Published 15th March 2026
Setting Up a Pop-Up Shop Till on Your iPad
You do not need expensive hardware to run a professional till. Here is how to turn any tablet into a working EPOS system.
What You Actually Need
This is what I love about web-based tills -- there's barely anything to set up. Here's your checklist:
- A tablet or phone -- any iPad, Android tablet, or even a large phone will work. Older models are fine as long as the browser works
- A stable surface -- a tablet stand or case that props it up at an angle makes a huge difference when you are serving customers
- Internet connection -- you need it to load the till page initially, but once loaded, Mini Till works offline for the day
- A cash float -- if you are taking cash, start with change. A typical market float is 50-100 pounds in mixed coins and small notes
- A card reader (optional) -- if you want to take card payments, a separate reader from SumUp, Zettle, or Square connects to your phone via Bluetooth
Setting Up Your Products
Get this sorted before your first customer walks up, not while they're standing there waiting. Here's the approach:
- List everything you sell -- write down every product and its price. If you sell the same thing in different sizes, create separate products (e.g., "Coffee Small 2.50" and "Coffee Large 3.50")
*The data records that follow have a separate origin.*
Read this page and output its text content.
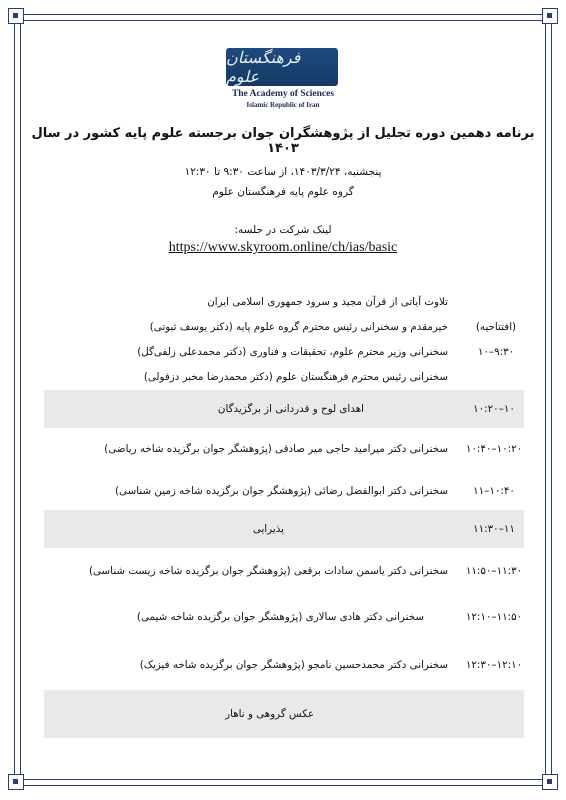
فرهنگستان علوم
The Academy of Sciences
Islamic Republic of Iran
برنامه دهمین دوره تجلیل از پژوهشگران جوان برجسته علوم پایه کشور در سال ۱۴۰۳
پنجشنبه، ۱۴۰۳/۳/۲۴، از ساعت ۹:۳۰ تا ۱۲:۳۰
گروه علوم پایه فرهنگستان علوم
لینک شرکت در جلسه:
https://www.skyroom.online/ch/ias/basic
تلاوت آیاتی از قرآن مجید و سرود جمهوری اسلامی ایران
خیرمقدم و سخنرانی رئیس محترم گروه علوم پایه (دکتر یوسف ثبوتی)
سخنرانی وزیر محترم علوم، تحقیقات و فناوری (دکتر محمدعلی زلفی‌گل)
سخنرانی رئیس محترم فرهنگستان علوم (دکتر محمدرضا مخبر دزفولی)
(افتتاحیه)
۹:۳۰–۱۰
۱۰–۱۰:۲۰
اهدای لوح و قدردانی از برگزیدگان
۱۰:۲۰–۱۰:۴۰
سخنرانی دکتر میرامید حاجی میر صادقی (پژوهشگر جوان برگزیده شاخه ریاضی)
۱۰:۴۰–۱۱
سخنرانی دکتر ابوالفضل رضائی (پژوهشگر جوان برگزیده شاخه زمین شناسی)
۱۱–۱۱:۳۰
پذیرایی
۱۱:۳۰–۱۱:۵۰
سخنرانی دکتر یاسمن سادات برقعی (پژوهشگر جوان برگزیده شاخه زیست شناسی)
۱۱:۵۰–۱۲:۱۰
سخنرانی دکتر هادی سالاری (پژوهشگر جوان برگزیده شاخه شیمی)
۱۲:۱۰–۱۲:۳۰
سخنرانی دکتر محمدحسین نامجو (پژوهشگر جوان برگزیده شاخه فیزیک)
عکس گروهی و ناهار
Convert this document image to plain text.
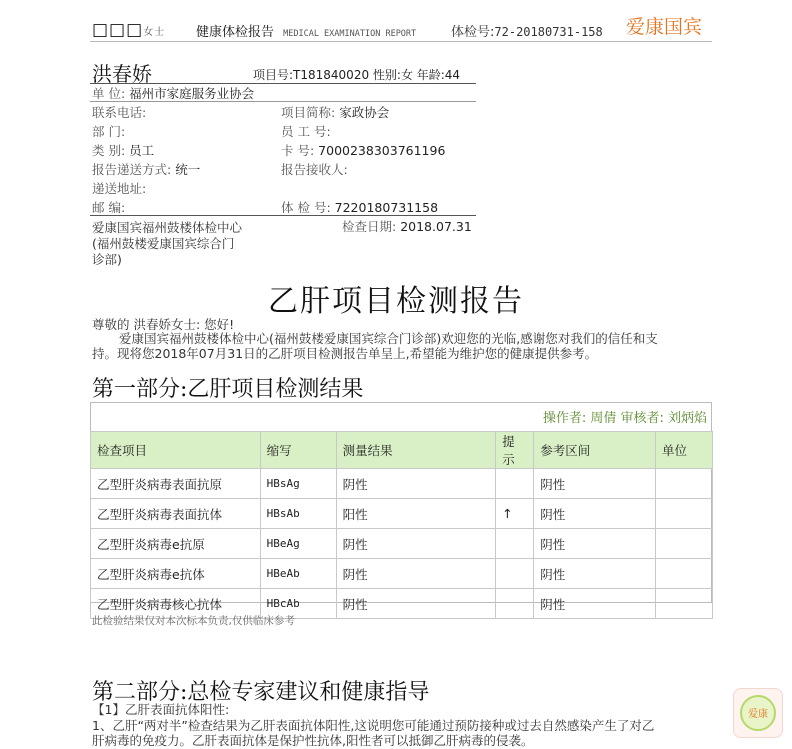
□□□女士 健康体检报告 MEDICAL EXAMINATION REPORT	体检号:72-20180731-158 爱康国宾
洪春娇	项目号:T181840020 性别:女 年龄:44
单 位: 福州市家庭服务业协会
联系电话:	项目简称: 家政协会
部 门:	员 工 号:
类 别: 员工	卡 号: 7000238303761196
报告递送方式: 统一	报告接收人:
递送地址:
邮 编:	体 检 号: 7220180731158
爱康国宾福州鼓楼体检中心
(福州鼓楼爱康国宾综合门
诊部)
检查日期: 2018.07.31
乙肝项目检测报告
尊敬的 洪春娇女士: 您好!
爱康国宾福州鼓楼体检中心(福州鼓楼爱康国宾综合门诊部)欢迎您的光临,感谢您对我们的信任和支
持。现将您2018年07月31日的乙肝项目检测报告单呈上,希望能为维护您的健康提供参考。
第一部分:乙肝项目检测结果
操作者: 周倩 审核者: 刘炳焰
检查项目	缩写	测量结果	提示	参考区间	单位
乙型肝炎病毒表面抗原	HBsAg	阴性		阴性	
乙型肝炎病毒表面抗体	HBsAb	阳性	↑	阴性	
乙型肝炎病毒e抗原	HBeAg	阴性		阴性	
乙型肝炎病毒e抗体	HBeAb	阴性		阴性	
乙型肝炎病毒核心抗体	HBcAb	阴性		阴性	
此检验结果仅对本次标本负责,仅供临床参考
第二部分:总检专家建议和健康指导
【1】乙肝表面抗体阳性:
1、乙肝“两对半”检查结果为乙肝表面抗体阳性,这说明您可能通过预防接种或过去自然感染产生了对乙
肝病毒的免疫力。乙肝表面抗体是保护性抗体,阳性者可以抵御乙肝病毒的侵袭。
爱康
- Group by category -- use categories to organise. A food stall might have "Hot Food", "Cold Food", "Drinks". A craft stall might have "Jewellery", "Cards", "Prints"
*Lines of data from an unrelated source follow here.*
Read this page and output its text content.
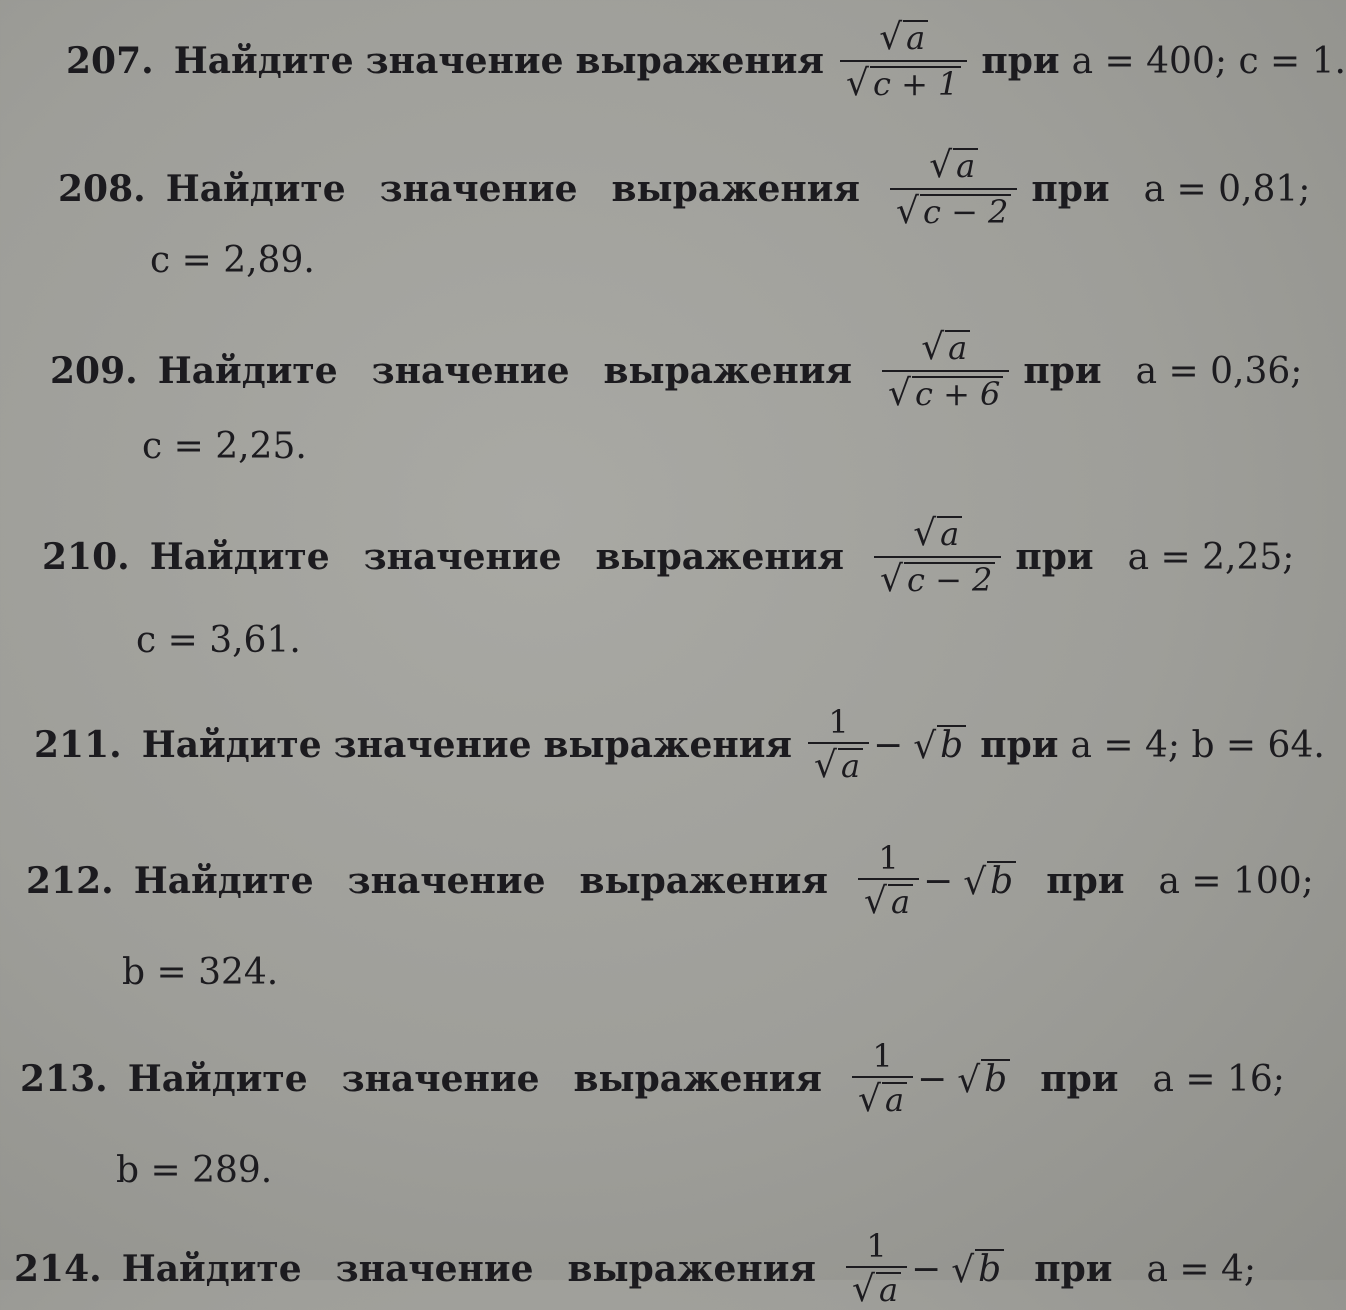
207. Найдите значение выражения $\frac{√ a}{√ c + 1}$ при a = 400; c = 1.
208. Найдите значение выражения $\frac{√ a}{√ c - 2}$ при a = 0,81;
c = 2,89.
209. Найдите значение выражения $\frac{√ a}{√ c + 6}$ при a = 0,36;
c = 2,25.
210. Найдите значение выражения $\frac{√ a}{√ c - 2}$ при a = 2,25;
c = 3,61.
211. Найдите значение выражения $\frac{1}{√ a}$ − √ b при a = 4; b = 64.
212. Найдите значение выражения $\frac{1}{√ a}$ − √ b при a = 100;
b = 324.
213. Найдите значение выражения $\frac{1}{√ a}$ − √ b при a = 16;
b = 289.
214. Найдите значение выражения $\frac{1}{√ a}$ − √ b при a = 4;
- Keep names short -- you will be tapping these quickly between customers. "Lg Coffee" is better than "Large Oat Milk Flat White"
- Set prices including VAT -- if you are VAT registered, set your prices as the customer pays them. Use the VAT toggle in the cart to track the VAT component separately
Running the Till on the Day
Right, you're set up and the first customer's walking over. Here's the flow:
- Tap the product buttons to add items to the sale
- The total updates automatically
- Select the payment method (cash, card, or split)
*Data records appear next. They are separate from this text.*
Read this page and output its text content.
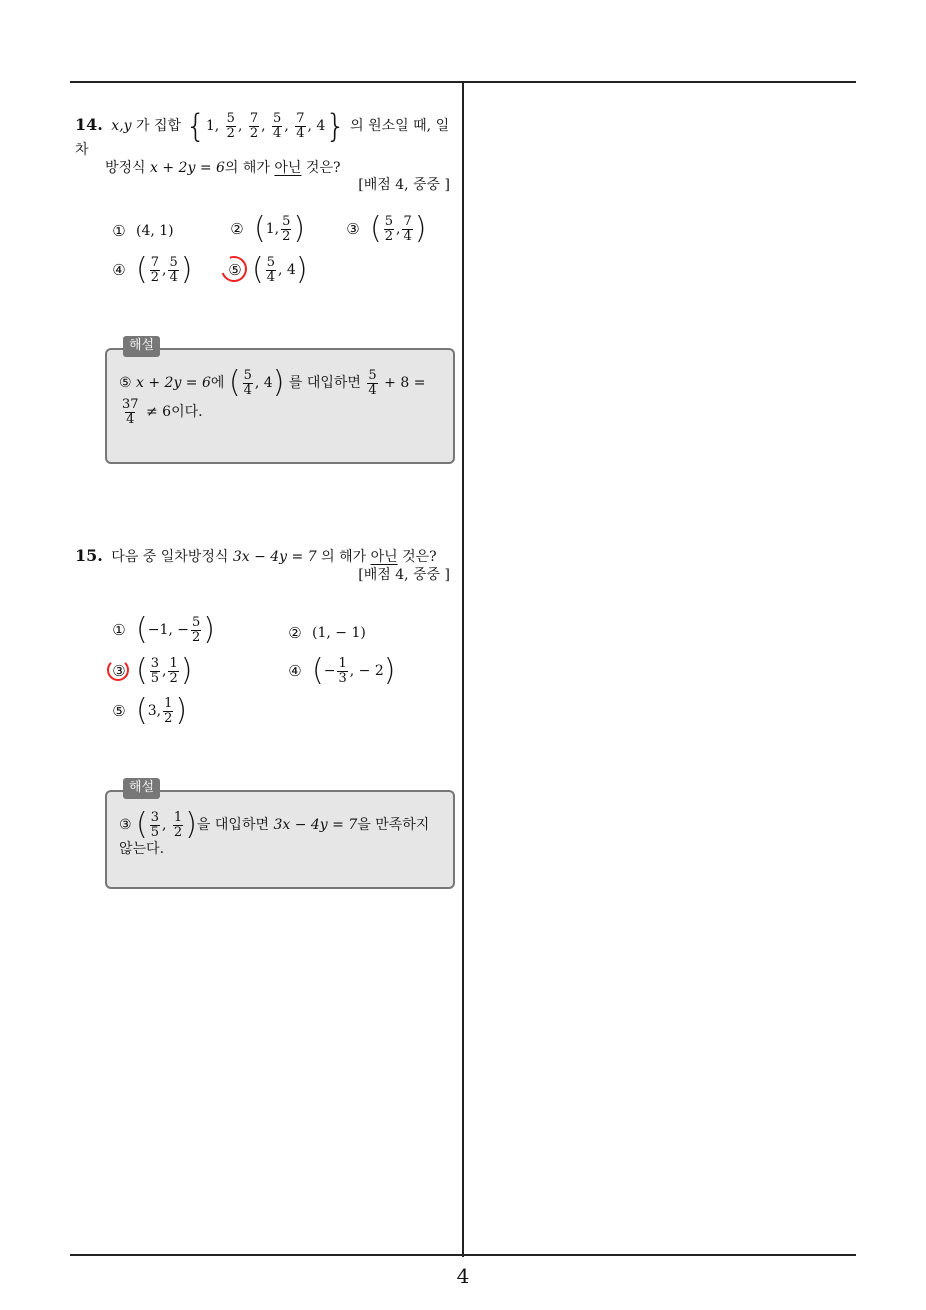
4
14. x,y 가 집합 {1, $\frac{5}{2}$ , $\frac{7}{2}$ , $\frac{5}{4}$ , $\frac{7}{4}$ , 4} 의 원소일 때, 일차
방정식 x + 2y = 6의 해가 아닌 것은?
[배점 4, 중중 ]
① (4, 1)	② ( 1, $\frac{5}{2}$ )	③ ( $\frac{5}{2}$ , $\frac{7}{4}$ )
④ ( $\frac{7}{2}$ , $\frac{5}{4}$ ) ⑤ ( $\frac{5}{4}$ , 4 )
해설
⑤ x + 2y = 6에 ( $\frac{5}{4}$ , 4) 를 대입하면 $\frac{5}{4} + 8$ =
$\frac{37}{4} \ne 6$이다.
15. 다음 중 일차방정식 3x − 4y = 7 의 해가 아닌 것은?
[배점 4, 중중 ]
① ( −1, − $\frac{5}{2}$ )	② (1, − 1)
③ ( $\frac{3}{5}$ , $\frac{1}{2}$ )	④ ( − $\frac{1}{3}$ , − 2 )
⑤ ( 3, $\frac{1}{2}$ )
해설
③ ( $\frac{3}{5}$ , $\frac{1}{2}$ )을 대입하면 3x − 4y = 7을 만족하지
않는다.
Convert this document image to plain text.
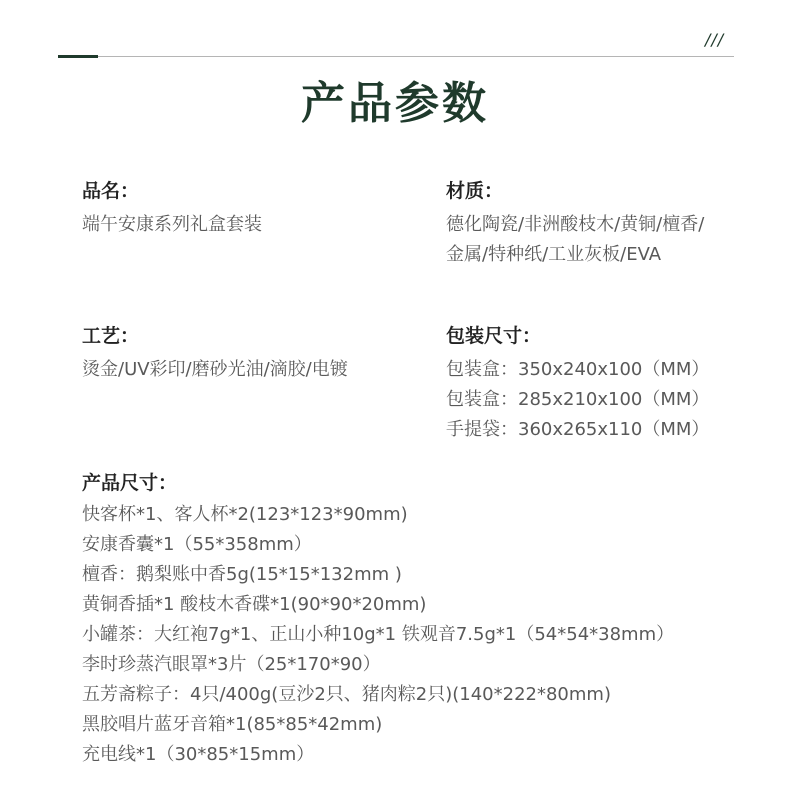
///
产品参数
品名：
端午安康系列礼盒套装
材质：
德化陶瓷/非洲酸枝木/黄铜/檀香/
金属/特种纸/工业灰板/EVA
工艺：
烫金/UV彩印/磨砂光油/滴胶/电镀
包装尺寸：
包装盒：350x240x100（MM）
包装盒：285x210x100（MM）
手提袋：360x265x110（MM）
产品尺寸：
快客杯*1、客人杯*2(123*123*90mm)
安康香囊*1（55*358mm）
檀香：鹅梨账中香5g(15*15*132mm )
黄铜香插*1 酸枝木香碟*1(90*90*20mm)
小罐茶：大红袍7g*1、正山小种10g*1 铁观音7.5g*1（54*54*38mm）
李时珍蒸汽眼罩*3片（25*170*90）
五芳斋粽子：4只/400g(豆沙2只、猪肉粽2只)(140*222*80mm)
黑胶唱片蓝牙音箱*1(85*85*42mm)
充电线*1（30*85*15mm）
- Hit "Complete Sale" to record the transaction
- The dashboard at the bottom tracks your running total for the day
If you need to apply a discount, use the discount field before completing the sale. You can do a percentage off or a fixed amount.
Handling Card Payments Alongside Cash
Most of us take both. Your card reader (SumUp, Zettle, whatever you've got) is a separate device that processes the actual payment. Mini Till doesn't handle the card transaction itself -- it just records that the sale was paid by card, so your numbers add up at the end of the day.
The workflow goes like this:
- Ring up the items on Mini Till
- Tell the customer the total
- If they pay by card, enter the amount on your card reader
- Select "Card" as the payment method on Mini Till
- Complete the sale
End of the day, your Mini Till dashboard shows card sales and cash sales separately. Card total should match what your reader says. Cash total should match what's in the box minus your opening float. If both numbers line up, you've had a clean day. Nice.
Tips from Market Traders
- Charge your tablet fully the night before. A tablet will typically last a full day of market trading, but bring a power bank just in case
- Use focused till mode when it gets busy. This removes everything except the product grid and cart, giving you maximum screen space
- Set up before you arrive -- add your products at home the evening before. On the day, just open the page and you are ready
- Export your CSV at the end of every trading day. This gives you a permanent record and makes VAT returns much easier
- Keep your screen brightness up -- outdoor markets in sunlight can make screens hard to read. Maximum brightness and a matte screen protector help
- Have a price list visible for customers. Even with a till, people like to see prices before they queue
What About Receipts?
Mini Till doesn't print receipts. And honestly? At a market or pop-up, almost nobody wants one. If someone asks, show them the completed sale on your screen, or use the CSV export to email them a record later.
Need printed receipts regularly? You'd need a full POS system with a receipt printer, and those cost real money. But for the vast majority of small traders, a printed receipt isn't legally required unless the customer specifically asks -- and even then, an email confirmation is fine.